Get that adrenaline pumping, Red Sox fans

Alan Greenwood

Like a miserable autumn cold, baseball’s critical long-term problem lingers.

That would be the ongoing debate as to what the lords of the game can – and should – do to keep ball games from sending fans to bed hours before their outcomes are known.

In other words, if a ball game ends after 2 a.m. do fans care enough to hang in there to the final out?

The answer to that rhetorical question: Not nearly as many as did in the golden age.

There is no reason for a recapitulation of the obvious causes for ball games that drift beyond the witching hour. Slow pitchers, batters wandering out of the box, tedious mound conferences that command the presence of every infielder, the catcher, the pitcher and the manager of pitching coach.
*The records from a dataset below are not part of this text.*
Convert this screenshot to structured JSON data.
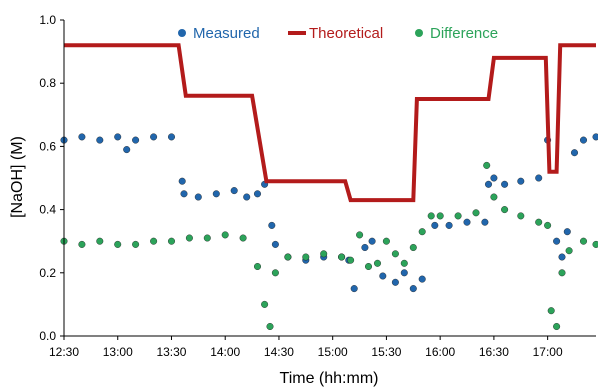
{
  "chart_data": {
    "type": "scatter",
    "title": "",
    "xlabel": "Time (hh:mm)",
    "ylabel": "[NaOH] (M)",
    "x_ticks": [
      "12:30",
      "13:00",
      "13:30",
      "14:00",
      "14:30",
      "15:00",
      "15:30",
      "16:00",
      "16:30",
      "17:00"
    ],
    "y_ticks": [
      "0.0",
      "0.2",
      "0.4",
      "0.6",
      "0.8",
      "1.0"
    ],
    "xlim": [
      "12:30",
      "17:27"
    ],
    "ylim": [
      0,
      1.0
    ],
    "grid": false,
    "legend": {
      "placement": "top",
      "entries": [
        "Measured",
        "Theoretical",
        "Difference"
      ]
    },
    "series": [
      {
        "name": "Measured",
        "style": "scatter",
        "color": "#2166ac",
        "x": [
          "12:30",
          "12:40",
          "12:50",
          "13:00",
          "13:05",
          "13:10",
          "13:20",
          "13:30",
          "13:36",
          "13:37",
          "13:45",
          "13:55",
          "14:05",
          "14:12",
          "14:18",
          "14:22",
          "14:26",
          "14:28",
          "14:35",
          "14:45",
          "14:55",
          "15:05",
          "15:09",
          "15:12",
          "15:18",
          "15:22",
          "15:28",
          "15:35",
          "15:40",
          "15:45",
          "15:50",
          "15:57",
          "16:05",
          "16:15",
          "16:25",
          "16:27",
          "16:30",
          "16:36",
          "16:45",
          "16:55",
          "17:00",
          "17:05",
          "17:08",
          "17:11",
          "17:15",
          "17:20",
          "17:27"
        ],
        "y": [
          0.62,
          0.63,
          0.62,
          0.63,
          0.59,
          0.62,
          0.63,
          0.63,
          0.49,
          0.45,
          0.44,
          0.45,
          0.46,
          0.44,
          0.45,
          0.48,
          0.35,
          0.29,
          0.25,
          0.24,
          0.25,
          0.25,
          0.24,
          0.15,
          0.28,
          0.3,
          0.19,
          0.17,
          0.2,
          0.15,
          0.18,
          0.35,
          0.35,
          0.36,
          0.36,
          0.48,
          0.5,
          0.48,
          0.49,
          0.5,
          0.62,
          0.3,
          0.25,
          0.33,
          0.58,
          0.62,
          0.63
        ]
      },
      {
        "name": "Theoretical",
        "style": "line",
        "color": "#b31b1b",
        "x": [
          "12:30",
          "13:34",
          "13:38",
          "14:15",
          "14:23",
          "15:07",
          "15:10",
          "15:45",
          "15:47",
          "16:27",
          "16:30",
          "16:59",
          "17:01",
          "17:05",
          "17:07",
          "17:27"
        ],
        "y": [
          0.92,
          0.92,
          0.76,
          0.76,
          0.49,
          0.49,
          0.43,
          0.43,
          0.75,
          0.75,
          0.88,
          0.88,
          0.52,
          0.52,
          0.92,
          0.92
        ]
      },
      {
        "name": "Difference",
        "style": "scatter",
        "color": "#2ca35a",
        "x": [
          "12:30",
          "12:40",
          "12:50",
          "13:00",
          "13:10",
          "13:20",
          "13:30",
          "13:40",
          "13:50",
          "14:00",
          "14:10",
          "14:18",
          "14:22",
          "14:25",
          "14:28",
          "14:35",
          "14:45",
          "14:55",
          "15:05",
          "15:10",
          "15:15",
          "15:20",
          "15:25",
          "15:30",
          "15:35",
          "15:40",
          "15:45",
          "15:50",
          "15:55",
          "16:00",
          "16:10",
          "16:20",
          "16:26",
          "16:30",
          "16:36",
          "16:45",
          "16:55",
          "17:00",
          "17:02",
          "17:05",
          "17:08",
          "17:12",
          "17:20",
          "17:27"
        ],
        "y": [
          0.3,
          0.29,
          0.3,
          0.29,
          0.29,
          0.3,
          0.3,
          0.31,
          0.31,
          0.32,
          0.31,
          0.22,
          0.1,
          0.03,
          0.2,
          0.25,
          0.25,
          0.26,
          0.25,
          0.24,
          0.32,
          0.22,
          0.23,
          0.3,
          0.26,
          0.23,
          0.28,
          0.33,
          0.38,
          0.38,
          0.38,
          0.39,
          0.54,
          0.44,
          0.4,
          0.38,
          0.36,
          0.35,
          0.08,
          0.03,
          0.2,
          0.27,
          0.3,
          0.29
        ]
      }
    ]
  }
}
Just what are all of them talking about when the players start whispering into their gloves? Usually it’s nothing that would provide any guidance in the search for life’s meaning.

New Englanders, being of hearty stock and in love with their team, will watch the entire game fueled by adrenaline.

For the rest of the nation, load up on energy drinks. You may need lots of them.

TIME TRAVEL: Oct. 21, 1958 – “A sophomore reserve lineman, given an opportunity to occupy a vacant position for the Nashua High football team, some three games ago, has developed into such a standout that he’s giving coach Buzz Harvey a happy headache.

“His name is Paul Duquette. Duke, as he is known by his teammates, got the break to show his wares in the Leominster clash, the second game of the season when he was called on to fill the shoes of the injured Bruce Gilbert.”

Harvey said that Duquette is “one of the biggest finds of the year. Very seldom do we find a boy, a sophomore reserve at that, who can take over an important spot in the line.”

Duquette ultimately went on to make his mark as a coach, helping generations of players find their place in Nashua football.

GET YOUR TICKETS (AND A SECOND MORTGAGE): For anyone who wants to ensure remaining alert through the final out, One of the licensed, legal ticket scalpers is offering the following deals:

Right-field standing room: $624 per pair of legs.

Want to sit? For just $657 you can get into the bleachers.

Want to impress someone? Raid the piggy bank of $5,880 and two box seats are yours.

Just don’t buy any food at ballpark … or anywhere else for a few months.